Understanding the Forces at Play

Initially, the cylinder is floating, which means the buoyant force acting on it is equal to its weight. The buoyant force can be calculated using Archimedes' principle, which states that the upward buoyant force is equal to the weight of the fluid displaced by the submerged part of the cylinder.

Initial Conditions

Let’s denote:

• m = mass of the cylinder
• h = initial height of the cylinder
• A = cross-sectional area of the cylinder
• p₀ = atmospheric pressure
• p₁ = initial pressure of the gas inside the cylinder
• g = acceleration due to gravity

The weight of the cylinder is given by:

Weight = mg

Buoyant Force Calculation

The initial buoyant force when the cylinder is floating is:

Buoyant Force = ρ_wgV_sub

where ρ_w is the density of water and V_sub is the volume of the submerged part of the cylinder. Initially, if the cylinder is submerged to a depth d, then:

V_sub = A * d

Setting the buoyant force equal to the weight of the cylinder gives us:

ρ_wgA * d = mg

From this, we can derive the initial depth of submergence:

d = (m / ρ_wA)

After Leakage Occurs

As gas leaks from the cylinder, the depth of submergence increases by h, making the new submerged depth d + h. The new buoyant force can be expressed as:

Buoyant Force_new = ρ_wgA(d + h)

Setting this equal to the weight of the cylinder, we have:

ρ_wgA(d + h) = mg

Relating Pressures

Since the temperature remains constant, we can apply Boyle's Law, which states that for a given mass of gas at constant temperature, the pressure and volume are inversely related:

p₁V₁ = p₂V₂

Initially, the volume of gas in the cylinder is:

V₁ = A * (h - d)

After the leakage, the volume of gas becomes:

V₂ = A * (h - (d + h)) = A * (h - d - h) = A * (-d)

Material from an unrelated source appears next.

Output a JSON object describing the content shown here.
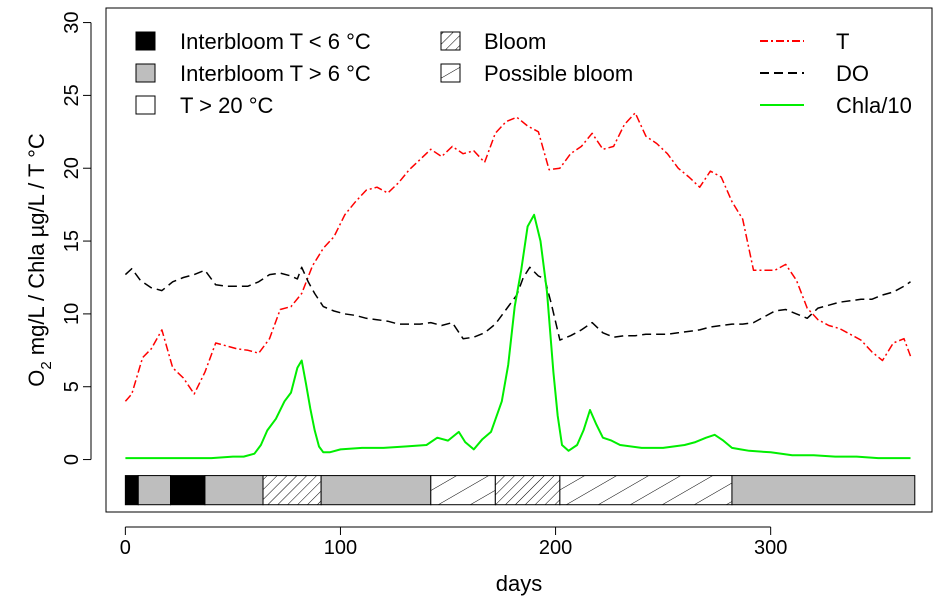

However, since the cylinder is floating, we can express the pressures in terms of the atmospheric pressure:

p₁ = p₀ + ρ_wgh

And after the leakage, the pressure becomes:

p₂ = p₀ + ρ_wg(d + h)

Final Equation

By applying Boyle's Law:

(p₀ + ρ_wgh)(A(h - d)) = (p₀ + ρ_wg(d + h))(-d)

From this equation, we can isolate p₁ and solve for it. The calculations will yield the initial pressure of the gas in the cylinder.

In summary, the initial pressure of the gas can be determined by balancing the forces and applying the gas laws, which ultimately leads us to understand how the changes in volume and pressure relate to the buoyancy of the cylinder in water.